Incorporation of rhodopsin in laterally structured supported membranes: observation of transducin activation with spatially and time-resolved surface plasmon resonance.

Rhodopsin-transducin coupling was used as an assay to investigate a laterally patterned membrane reconstituted with a receptor and its G protein. It served as a model system to show the feasibility to immobilize G protein-coupled receptors on solid supports and investigate receptor activation and interaction with G proteins by one-dimensional imaging surface plasmon resonance. Supported membranes were formed by the self-assembly of lipids and rhodopsin from detergent solution onto functionalized gold surfaces. They formed micrometer-sized alternating regions of pure fluid phospholipid bilayers separated by bilayers composed of an outer phospholipid leaflet on a gold-attached inner thiolipid.

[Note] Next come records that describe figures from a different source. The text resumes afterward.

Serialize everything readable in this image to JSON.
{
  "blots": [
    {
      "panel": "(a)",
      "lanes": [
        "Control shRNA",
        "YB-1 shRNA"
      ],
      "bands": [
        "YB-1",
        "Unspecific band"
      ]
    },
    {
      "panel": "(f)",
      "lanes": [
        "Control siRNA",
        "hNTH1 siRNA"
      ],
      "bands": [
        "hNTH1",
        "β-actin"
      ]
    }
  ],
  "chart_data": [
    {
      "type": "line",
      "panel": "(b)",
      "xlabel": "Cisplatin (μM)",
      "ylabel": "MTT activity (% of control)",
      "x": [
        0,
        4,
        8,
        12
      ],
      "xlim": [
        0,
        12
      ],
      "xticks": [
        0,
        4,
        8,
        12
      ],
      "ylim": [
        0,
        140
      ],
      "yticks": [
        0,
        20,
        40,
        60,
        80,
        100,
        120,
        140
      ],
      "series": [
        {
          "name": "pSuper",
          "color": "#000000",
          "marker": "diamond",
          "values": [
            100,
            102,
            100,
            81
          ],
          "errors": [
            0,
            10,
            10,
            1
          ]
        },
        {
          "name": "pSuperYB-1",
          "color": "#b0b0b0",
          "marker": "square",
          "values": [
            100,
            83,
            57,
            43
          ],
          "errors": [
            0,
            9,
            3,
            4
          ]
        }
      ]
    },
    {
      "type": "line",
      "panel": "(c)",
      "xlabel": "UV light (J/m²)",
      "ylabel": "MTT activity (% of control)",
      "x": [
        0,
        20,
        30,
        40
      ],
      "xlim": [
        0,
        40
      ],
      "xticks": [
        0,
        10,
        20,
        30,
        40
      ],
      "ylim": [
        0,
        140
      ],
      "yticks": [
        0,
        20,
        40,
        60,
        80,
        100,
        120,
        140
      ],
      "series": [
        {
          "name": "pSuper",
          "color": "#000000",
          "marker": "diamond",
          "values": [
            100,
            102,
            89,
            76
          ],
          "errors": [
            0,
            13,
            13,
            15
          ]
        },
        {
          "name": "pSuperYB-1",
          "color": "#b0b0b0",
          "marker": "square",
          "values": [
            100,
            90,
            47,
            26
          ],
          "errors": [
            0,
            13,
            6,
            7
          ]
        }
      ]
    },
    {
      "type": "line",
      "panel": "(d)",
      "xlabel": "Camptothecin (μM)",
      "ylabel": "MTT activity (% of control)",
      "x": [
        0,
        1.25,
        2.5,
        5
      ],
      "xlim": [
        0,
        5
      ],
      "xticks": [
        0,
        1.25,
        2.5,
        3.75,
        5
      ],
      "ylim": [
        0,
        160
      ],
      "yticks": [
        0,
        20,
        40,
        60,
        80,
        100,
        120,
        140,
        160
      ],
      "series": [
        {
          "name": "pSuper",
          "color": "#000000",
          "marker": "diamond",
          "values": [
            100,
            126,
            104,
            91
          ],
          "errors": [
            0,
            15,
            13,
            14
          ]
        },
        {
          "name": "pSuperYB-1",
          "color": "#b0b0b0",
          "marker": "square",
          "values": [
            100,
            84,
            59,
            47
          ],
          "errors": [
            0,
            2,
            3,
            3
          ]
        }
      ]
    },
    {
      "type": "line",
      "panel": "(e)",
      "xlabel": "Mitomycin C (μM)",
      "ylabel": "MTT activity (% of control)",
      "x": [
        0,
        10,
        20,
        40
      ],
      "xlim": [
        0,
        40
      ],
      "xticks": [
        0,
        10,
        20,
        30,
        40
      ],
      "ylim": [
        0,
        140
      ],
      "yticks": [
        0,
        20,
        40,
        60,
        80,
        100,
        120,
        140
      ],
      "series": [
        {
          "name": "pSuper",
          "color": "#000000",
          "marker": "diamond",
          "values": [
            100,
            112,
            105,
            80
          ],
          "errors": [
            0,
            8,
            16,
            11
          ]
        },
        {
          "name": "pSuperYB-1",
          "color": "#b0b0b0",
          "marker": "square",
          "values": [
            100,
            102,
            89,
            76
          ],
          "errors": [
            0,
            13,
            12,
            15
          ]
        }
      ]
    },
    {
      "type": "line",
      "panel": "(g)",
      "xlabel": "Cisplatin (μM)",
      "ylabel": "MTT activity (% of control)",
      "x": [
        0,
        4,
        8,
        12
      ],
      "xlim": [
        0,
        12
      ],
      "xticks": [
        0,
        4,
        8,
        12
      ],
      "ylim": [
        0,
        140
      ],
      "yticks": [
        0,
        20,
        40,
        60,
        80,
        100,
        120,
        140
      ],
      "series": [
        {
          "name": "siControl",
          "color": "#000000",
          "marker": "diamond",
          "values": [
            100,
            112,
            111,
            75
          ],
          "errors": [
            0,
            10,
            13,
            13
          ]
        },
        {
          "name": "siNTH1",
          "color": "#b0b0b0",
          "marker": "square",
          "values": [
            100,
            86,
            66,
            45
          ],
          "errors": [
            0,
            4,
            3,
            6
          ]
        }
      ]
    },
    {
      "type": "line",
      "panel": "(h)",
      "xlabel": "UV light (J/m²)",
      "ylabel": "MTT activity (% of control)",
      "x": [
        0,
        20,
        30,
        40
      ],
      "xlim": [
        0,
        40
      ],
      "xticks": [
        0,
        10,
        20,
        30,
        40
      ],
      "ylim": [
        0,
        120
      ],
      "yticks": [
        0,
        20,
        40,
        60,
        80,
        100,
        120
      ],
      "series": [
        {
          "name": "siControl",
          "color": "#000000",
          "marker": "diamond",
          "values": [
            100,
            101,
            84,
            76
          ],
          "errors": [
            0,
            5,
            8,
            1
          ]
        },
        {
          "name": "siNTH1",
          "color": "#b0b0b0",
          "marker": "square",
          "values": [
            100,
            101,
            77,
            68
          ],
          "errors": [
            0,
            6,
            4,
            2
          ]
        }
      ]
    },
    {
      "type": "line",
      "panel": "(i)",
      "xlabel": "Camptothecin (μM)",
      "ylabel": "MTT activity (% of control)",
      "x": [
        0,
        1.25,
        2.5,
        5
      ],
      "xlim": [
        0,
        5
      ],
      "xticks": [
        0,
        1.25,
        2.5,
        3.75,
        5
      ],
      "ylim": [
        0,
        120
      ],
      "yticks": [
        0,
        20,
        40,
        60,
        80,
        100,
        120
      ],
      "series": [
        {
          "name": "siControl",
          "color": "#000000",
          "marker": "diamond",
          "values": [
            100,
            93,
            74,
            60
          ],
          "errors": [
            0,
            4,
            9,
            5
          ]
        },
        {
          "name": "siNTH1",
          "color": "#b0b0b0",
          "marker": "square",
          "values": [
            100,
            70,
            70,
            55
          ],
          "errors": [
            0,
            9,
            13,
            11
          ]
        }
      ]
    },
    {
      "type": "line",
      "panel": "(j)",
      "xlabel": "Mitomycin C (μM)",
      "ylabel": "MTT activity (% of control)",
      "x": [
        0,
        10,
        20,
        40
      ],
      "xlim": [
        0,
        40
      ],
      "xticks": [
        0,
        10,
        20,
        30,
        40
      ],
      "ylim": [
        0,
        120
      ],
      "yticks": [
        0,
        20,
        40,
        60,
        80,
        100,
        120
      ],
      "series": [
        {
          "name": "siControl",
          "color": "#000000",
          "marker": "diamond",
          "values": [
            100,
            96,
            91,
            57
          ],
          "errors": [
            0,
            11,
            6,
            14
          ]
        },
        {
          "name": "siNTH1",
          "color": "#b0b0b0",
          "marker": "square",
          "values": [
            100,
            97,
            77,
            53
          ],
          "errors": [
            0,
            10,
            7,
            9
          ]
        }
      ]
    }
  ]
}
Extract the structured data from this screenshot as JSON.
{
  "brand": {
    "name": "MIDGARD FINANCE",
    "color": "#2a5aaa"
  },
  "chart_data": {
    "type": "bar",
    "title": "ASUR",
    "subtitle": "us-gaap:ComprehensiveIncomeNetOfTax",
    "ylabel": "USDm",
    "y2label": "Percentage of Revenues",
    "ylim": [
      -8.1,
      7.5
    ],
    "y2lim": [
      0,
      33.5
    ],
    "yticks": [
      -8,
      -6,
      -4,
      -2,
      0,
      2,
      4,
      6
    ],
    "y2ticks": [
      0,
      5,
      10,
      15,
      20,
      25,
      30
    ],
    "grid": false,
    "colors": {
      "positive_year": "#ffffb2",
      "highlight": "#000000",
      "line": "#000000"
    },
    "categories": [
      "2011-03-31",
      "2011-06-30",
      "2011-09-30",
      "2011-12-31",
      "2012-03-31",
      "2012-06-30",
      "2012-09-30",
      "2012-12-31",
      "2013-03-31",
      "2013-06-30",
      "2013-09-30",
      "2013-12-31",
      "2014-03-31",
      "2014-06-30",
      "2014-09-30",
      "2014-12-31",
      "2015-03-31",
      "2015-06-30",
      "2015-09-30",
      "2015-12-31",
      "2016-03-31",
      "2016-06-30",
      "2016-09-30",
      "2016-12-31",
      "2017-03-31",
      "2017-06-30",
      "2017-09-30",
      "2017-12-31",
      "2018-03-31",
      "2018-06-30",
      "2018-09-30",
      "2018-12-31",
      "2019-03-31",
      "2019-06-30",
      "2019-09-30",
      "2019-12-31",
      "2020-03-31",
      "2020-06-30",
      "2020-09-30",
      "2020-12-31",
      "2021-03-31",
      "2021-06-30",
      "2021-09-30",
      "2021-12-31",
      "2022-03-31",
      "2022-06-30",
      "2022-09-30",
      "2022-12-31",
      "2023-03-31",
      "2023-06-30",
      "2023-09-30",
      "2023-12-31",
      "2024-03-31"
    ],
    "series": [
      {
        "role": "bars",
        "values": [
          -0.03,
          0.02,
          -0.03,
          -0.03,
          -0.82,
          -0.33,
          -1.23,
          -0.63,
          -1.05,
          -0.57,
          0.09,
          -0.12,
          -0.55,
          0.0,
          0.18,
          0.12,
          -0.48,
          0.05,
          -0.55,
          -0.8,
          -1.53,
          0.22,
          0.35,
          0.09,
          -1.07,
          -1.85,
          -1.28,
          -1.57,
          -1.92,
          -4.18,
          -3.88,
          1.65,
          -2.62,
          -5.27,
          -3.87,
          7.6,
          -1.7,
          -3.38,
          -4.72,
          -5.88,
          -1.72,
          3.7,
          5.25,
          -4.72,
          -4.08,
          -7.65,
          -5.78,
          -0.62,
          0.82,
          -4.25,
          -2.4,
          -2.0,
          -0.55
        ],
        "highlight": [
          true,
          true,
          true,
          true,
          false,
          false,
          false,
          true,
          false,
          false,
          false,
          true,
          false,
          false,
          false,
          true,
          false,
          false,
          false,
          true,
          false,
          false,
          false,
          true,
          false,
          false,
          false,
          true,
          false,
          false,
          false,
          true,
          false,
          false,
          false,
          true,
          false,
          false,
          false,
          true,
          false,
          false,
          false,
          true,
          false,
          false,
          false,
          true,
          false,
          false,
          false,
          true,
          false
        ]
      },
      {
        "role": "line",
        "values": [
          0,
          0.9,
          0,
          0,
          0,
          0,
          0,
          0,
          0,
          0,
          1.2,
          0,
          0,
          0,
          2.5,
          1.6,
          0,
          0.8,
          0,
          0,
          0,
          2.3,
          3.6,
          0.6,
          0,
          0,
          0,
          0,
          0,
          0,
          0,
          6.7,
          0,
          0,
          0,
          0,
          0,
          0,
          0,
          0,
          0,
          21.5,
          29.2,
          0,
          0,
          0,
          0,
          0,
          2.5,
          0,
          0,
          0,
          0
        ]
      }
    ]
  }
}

Rhodopsin was found to incorporate preferentially into the phospholipid bilayer regions, whereas transducin was uniformly distributed over the entire outer surface of the supported patterned membrane. The influence of rhodopsin on the dark binding of transducin to lipid membranes was described quantitatively and compared with previously published data. Coupling reactions with transducin resembled closely the native system, indicating that the native functionality of rhodopsin was preserved in the supported membranes. The spatially varying properties of the membranes resulted in a pattern of rhodopsin activity on the surface. This combination of techniques is very promising for the investigation of the lateral diffusion of transducin, can be extended to include signalling proteins downstream of the G protein, and may be applied to functional screening of other G protein-coupled receptors. In the future, it may also serve as a basis for constructing biosensors based on receptor proteins.